Telling the top researchers in skeletal muscle disease that I strength train zebrafish larvae is intimidating. While zebrafish larvae are a well-established model for studying muscle development and disease, no one has looked at it as a potential model for studying how strength training impacts diseased muscle. Every single day I am amazed by the questions that I can answer using the zebrafish model: I use numerous microscopy techniques to study how dystrophic muscle responds to electrical stimulation; I image zebrafish multiple times a day, multiple days a week to track individual muscle fibers; I look at different aspects of muscle structure, including the nerves innervating the muscle and the mitochondria fueling the muscle; I monitor how different genes known to play an important in muscle growth and regeneration are responding to the stimulation.

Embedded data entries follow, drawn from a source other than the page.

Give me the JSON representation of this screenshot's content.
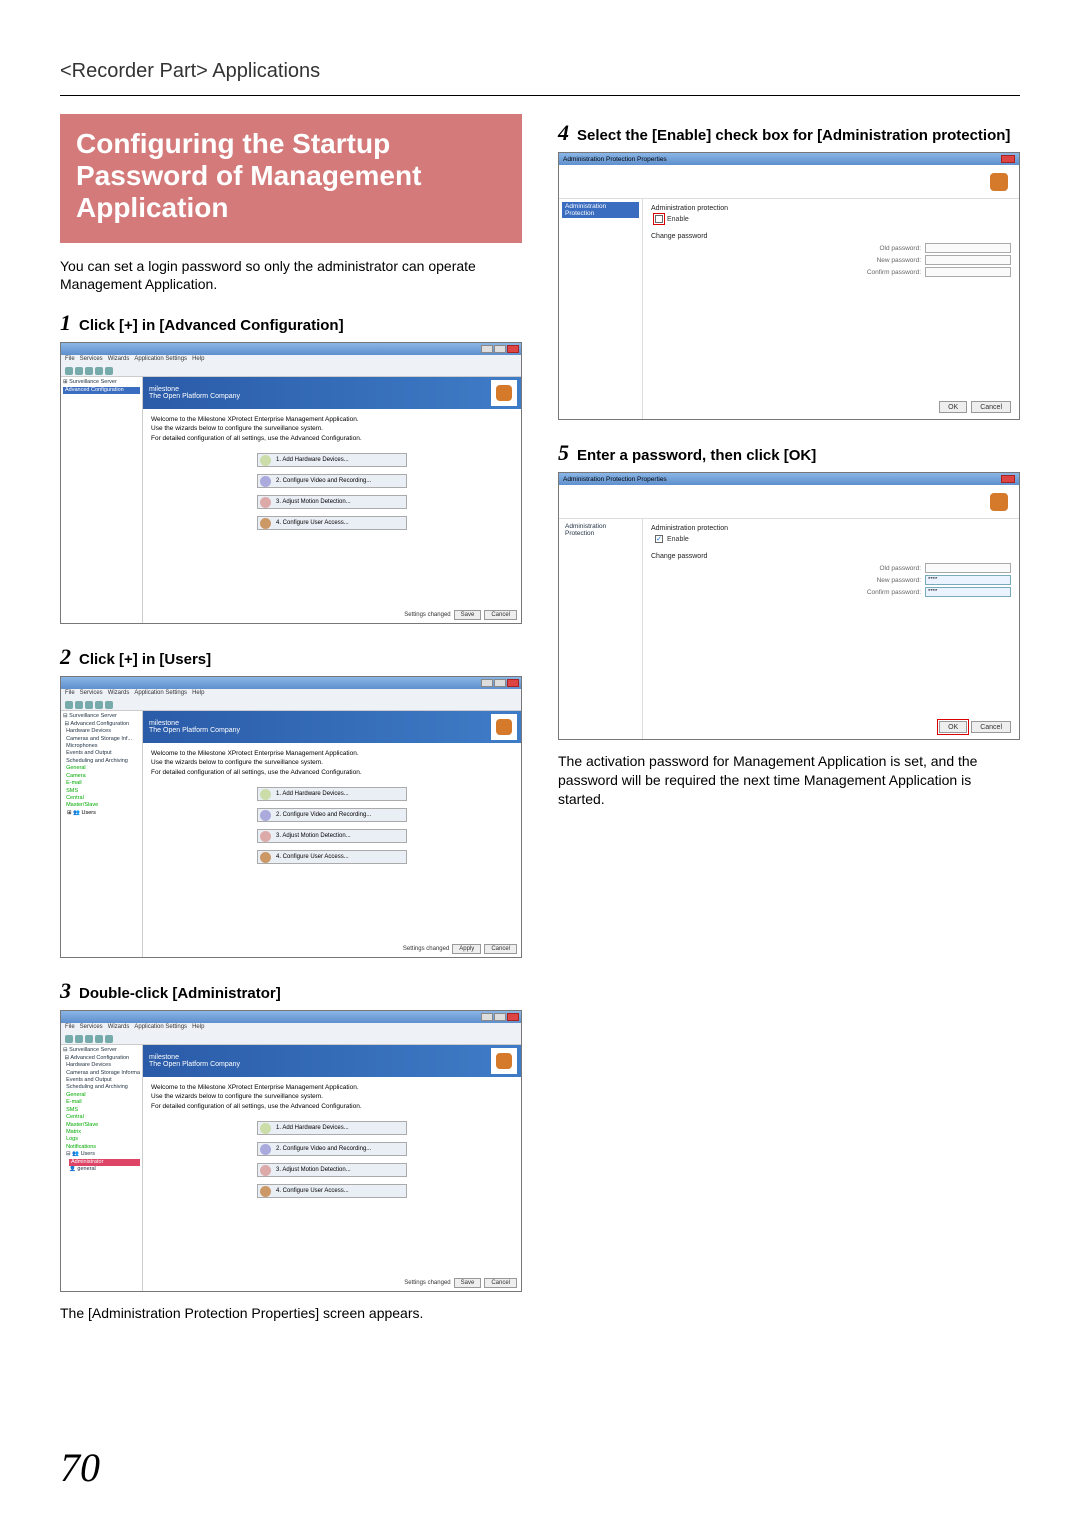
{
  "breadcrumb": "<Recorder Part> Applications",
  "title": "Configuring the Startup Password of Management Application",
  "intro": "You can set a login password so only the administrator can operate Management Application.",
  "steps": [
    {
      "num": "1",
      "text": "Click [+] in [Advanced Configuration]"
    },
    {
      "num": "2",
      "text": "Click [+] in [Users]"
    },
    {
      "num": "3",
      "text": "Double-click [Administrator]"
    },
    {
      "num": "4",
      "text": "Select the [Enable] check box for [Administration protection]"
    },
    {
      "num": "5",
      "text": "Enter a password, then click [OK]"
    }
  ],
  "caption3": "The [Administration Protection Properties] screen appears.",
  "caption5": "The activation password for Management Application is set, and the password will be required the next time Management Application is started.",
  "pagenum": "70",
  "ss": {
    "menu": [
      "File",
      "Services",
      "Wizards",
      "Application Settings",
      "Help"
    ],
    "bannerBrand": "milestone",
    "bannerTag": "The Open Platform Company",
    "welcome": "Welcome to the Milestone XProtect Enterprise Management Application.",
    "sub1": "Use the wizards below to configure the surveillance system.",
    "sub2": "For detailed configuration of all settings, use the Advanced Configuration.",
    "wiz": [
      "1. Add Hardware Devices...",
      "2. Configure Video and Recording...",
      "3. Adjust Motion Detection...",
      "4. Configure User Access..."
    ],
    "footerStatus": "Settings changed",
    "footerApply": "Apply",
    "footerCancel": "Cancel",
    "footerSave": "Save"
  },
  "tree1": {
    "selected": "Advanced Configuration"
  },
  "tree2": {
    "nodes": [
      "Surveillance Server",
      "Advanced Configuration",
      "Hardware Devices",
      "Cameras and Storage Inf...",
      "Microphones",
      "Events and Output",
      "Scheduling and Archiving",
      "General",
      "Camera",
      "E-mail",
      "SMS",
      "Central",
      "Master/Slave",
      "Users"
    ],
    "users": "Users"
  },
  "tree3": {
    "nodes": [
      "Surveillance Server",
      "Advanced Configuration",
      "Hardware Devices",
      "Cameras and Storage Information so...",
      "Events and Output",
      "Scheduling and Archiving",
      "General",
      "E-mail",
      "SMS",
      "Central",
      "Master/Slave",
      "Matrix",
      "Logs",
      "Notifications",
      "Users"
    ],
    "admin": "Administrator",
    "user2": "general"
  },
  "dlg": {
    "title": "Administration Protection Properties",
    "sideNode": "Administration Protection",
    "sectionProt": "Administration protection",
    "enable": "Enable",
    "sectionPw": "Change password",
    "old": "Old password:",
    "new": "New password:",
    "confirm": "Confirm password:",
    "mask": "****",
    "ok": "OK",
    "cancel": "Cancel"
  }
}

Research is like a 1000-piece puzzle of a sunset, where all the pieces are different shades of yellow, orange and red. It can be frustrating, it can take more time than we think, and the pieces may not fit together how we thought. However, it is the support from individuals who attend events like the Morgan Hoffmann Foundation Celebrity Pro-Am, who cheer me on via social media, and who continue to advocate for a cure that are making a profound impact. The financial support, the encouragement, and the community make research easier. The grant provided by the Morgan Hoffmann Foundation is allowing me to expand this research to include more models of muscular dystrophy.
No individual with a muscle disease should ever feel like they are fighting this fight alone. We are stronger together. I am incredibly grateful for all the individuals I have met through muscular dystrophy.